The new Gulf Coast Rebel began operation on October 29, 1940, using streamlined heavyweight cars. New ALCO DL-105 diesel locomotives pulled the train which gained the nickname "Big Rebel", differentiating it from the "Little Rebels" which remained in service. The new train was painted in the same red-and-silver paint scheme as the Little Rebels and included hostess service, another innovation from the original service. The trains operated on an overnight schedule between St. Louis and Mobile, using the former M&O main line via Meridian, Mississippi.
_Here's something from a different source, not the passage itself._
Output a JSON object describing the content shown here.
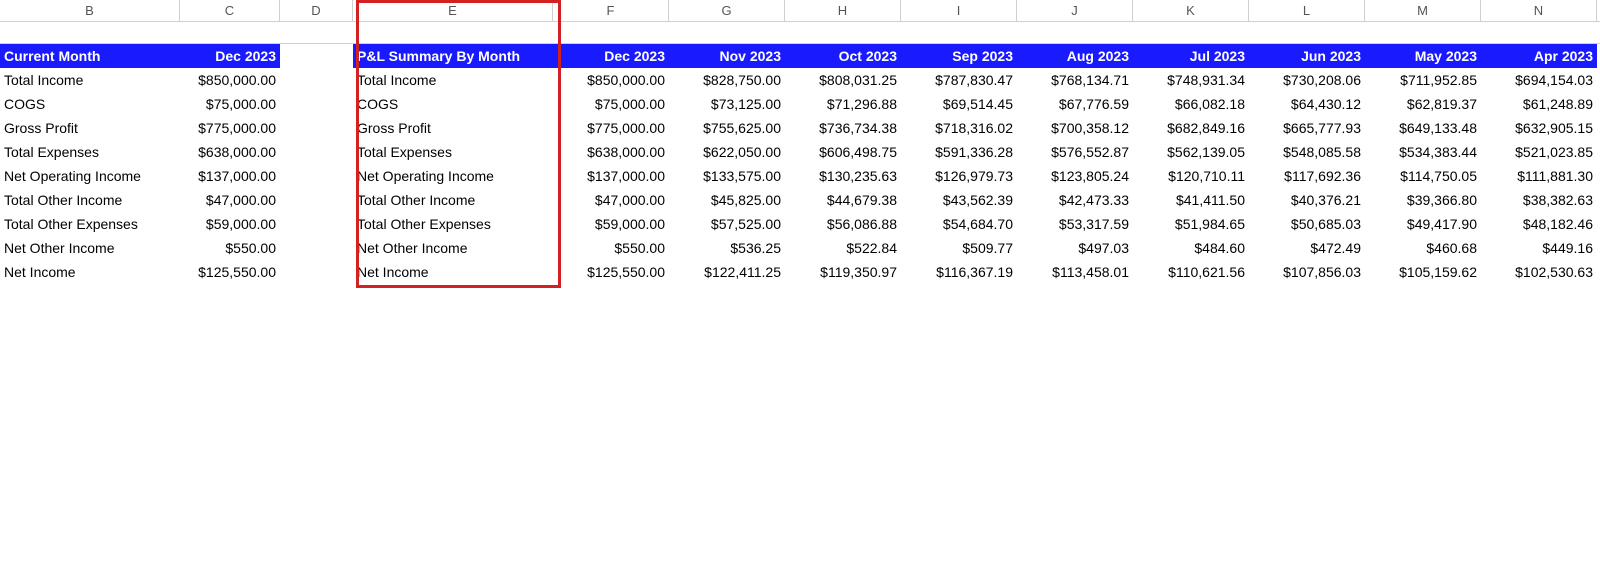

The GM&O's merger with the Alton Railroad in 1947 brought several changes to the Gulf Coast Rebel. The most obvious was the change in appearance as the train received the Alton's maroon-and-red paint scheme. In addition, the train received new lightweight cars built by American Car and Foundry. Both the Little and Big Rebels were the victim of the worsening passenger market in the 1950s. The GM&O discontinued the original Rebels in 1954 and the Gulf Coast Rebel, its last passenger train south of St. Louis, on October 14, 1958.

== Equipment ==
The original Gulf Coast Rebel used a heavyweight consist which received some streamlining and other cosmetic enhancements. Two consists were necessary to protect the service. Each had a mail car, baggage car, coach, buffet-coach, and sleeping car (Tower-series 8-section 1-drawing room 3-double bedroom cars Show Me and Deep South). As mentioned above, American Car and Foundry delivered new lightweight cars to the GM&O in 1947–1948 which were used throughout the system. These included 68-seat coaches, 31-seat parlor cars, and four 4-section 8-roomette 1-compartment 3-double bedroom sleeping cars. Originally ALCO DL-105s (styled by Otto Kuhler) handled the Gulf Coast Rebel. Later motive power included the ALCO PA-1 and the uncommon Baldwin DR-6.